The Alliance of Pensioners’ Organisations welcomes the clarification of The Times’ policy on pensions’ sustainability and adequacy. The paper appears to feel that the Alliance reacted too quickly, too heavily to the two editorials on the “subject”. But are we really all that blameworthy?

We have heard it loud and clear that the World Bank considers a pension of 40 per cent of average wage to be adequate. In the case of Malta this would mean a pension of around 95 per cent of what Europe accepts as a reasonable minimum pension, i.e. one of not less than 60 per cent of the national medium income. This far from generous pension is better that the pittance the Chicago School economists of the World Bank keep advocating.

Of course we know that adequacy and sustainability are two sides of the same coin; what we do not accept is that sustainability is only achievable through chipping away at adequacy. As The Times correctly points out, the Alliance did make suggestions on how sustainability can be attained and maintained.

One final point: Long-term forecasts are just that and not gospel truth.

Economists, with the caveat of other things being equal, assume that humans will always act in a rational manner.
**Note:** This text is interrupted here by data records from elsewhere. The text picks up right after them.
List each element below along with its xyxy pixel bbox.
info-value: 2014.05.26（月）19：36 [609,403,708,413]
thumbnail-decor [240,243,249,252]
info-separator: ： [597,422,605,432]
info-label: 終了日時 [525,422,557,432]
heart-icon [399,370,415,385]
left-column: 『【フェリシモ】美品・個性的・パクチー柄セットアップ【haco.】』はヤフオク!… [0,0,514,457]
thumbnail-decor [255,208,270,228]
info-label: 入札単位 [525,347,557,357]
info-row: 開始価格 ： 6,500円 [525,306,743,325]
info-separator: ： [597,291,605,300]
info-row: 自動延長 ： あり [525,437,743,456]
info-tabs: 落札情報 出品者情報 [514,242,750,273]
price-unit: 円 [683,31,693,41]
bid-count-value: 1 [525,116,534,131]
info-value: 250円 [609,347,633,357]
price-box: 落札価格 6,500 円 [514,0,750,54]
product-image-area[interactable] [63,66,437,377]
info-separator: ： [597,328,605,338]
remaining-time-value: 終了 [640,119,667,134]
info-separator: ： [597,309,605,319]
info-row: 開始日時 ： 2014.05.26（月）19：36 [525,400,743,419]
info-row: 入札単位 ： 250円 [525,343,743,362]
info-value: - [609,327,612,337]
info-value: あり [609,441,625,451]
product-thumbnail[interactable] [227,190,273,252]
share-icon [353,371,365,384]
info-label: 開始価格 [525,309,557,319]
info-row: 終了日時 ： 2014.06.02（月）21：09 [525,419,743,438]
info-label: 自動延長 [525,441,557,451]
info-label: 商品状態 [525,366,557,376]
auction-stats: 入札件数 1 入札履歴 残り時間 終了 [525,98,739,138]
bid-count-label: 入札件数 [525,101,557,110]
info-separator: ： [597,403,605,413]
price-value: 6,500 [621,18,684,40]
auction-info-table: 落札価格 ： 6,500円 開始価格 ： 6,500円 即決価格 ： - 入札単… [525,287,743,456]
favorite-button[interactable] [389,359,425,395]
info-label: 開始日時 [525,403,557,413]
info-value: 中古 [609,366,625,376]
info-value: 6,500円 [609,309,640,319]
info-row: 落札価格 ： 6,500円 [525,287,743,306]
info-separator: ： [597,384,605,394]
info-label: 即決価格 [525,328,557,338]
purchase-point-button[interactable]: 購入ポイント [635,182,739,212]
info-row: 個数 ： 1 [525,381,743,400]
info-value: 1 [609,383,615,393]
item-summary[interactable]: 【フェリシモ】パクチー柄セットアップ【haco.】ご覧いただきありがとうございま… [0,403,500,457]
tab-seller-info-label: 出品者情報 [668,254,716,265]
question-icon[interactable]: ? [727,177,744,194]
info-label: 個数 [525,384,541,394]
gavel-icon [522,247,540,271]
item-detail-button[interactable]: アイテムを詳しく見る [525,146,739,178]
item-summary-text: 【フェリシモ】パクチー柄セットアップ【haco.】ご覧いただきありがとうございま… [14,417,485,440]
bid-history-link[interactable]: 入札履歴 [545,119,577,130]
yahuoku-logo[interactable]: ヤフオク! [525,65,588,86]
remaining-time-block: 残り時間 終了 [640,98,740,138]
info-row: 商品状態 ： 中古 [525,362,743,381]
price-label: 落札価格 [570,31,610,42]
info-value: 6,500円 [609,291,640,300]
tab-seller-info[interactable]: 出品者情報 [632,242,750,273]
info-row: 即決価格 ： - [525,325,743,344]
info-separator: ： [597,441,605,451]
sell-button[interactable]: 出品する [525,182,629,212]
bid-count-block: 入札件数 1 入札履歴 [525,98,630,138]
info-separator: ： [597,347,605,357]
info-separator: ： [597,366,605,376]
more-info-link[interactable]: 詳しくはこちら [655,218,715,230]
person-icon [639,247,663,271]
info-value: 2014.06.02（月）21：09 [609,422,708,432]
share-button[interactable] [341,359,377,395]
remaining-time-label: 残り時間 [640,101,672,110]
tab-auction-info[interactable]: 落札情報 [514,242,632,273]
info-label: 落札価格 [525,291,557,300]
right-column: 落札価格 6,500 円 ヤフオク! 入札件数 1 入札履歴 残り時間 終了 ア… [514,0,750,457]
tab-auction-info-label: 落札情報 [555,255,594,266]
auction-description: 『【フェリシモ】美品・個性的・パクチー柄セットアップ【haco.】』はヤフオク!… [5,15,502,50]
They need reminding that Adam Smith, before writing about the “invisible hand”, also wrote that emotions, feelings and morality are aspects of human behaviour which the economist should not ignore but should treat as topics worthy of investigation (The Theory Of Moral Sentiments, 1759). The world economy is today in a mess precisely because humans were considered as robots. Heaven forbid that contributory work-related social security benefits are treated in the same manner.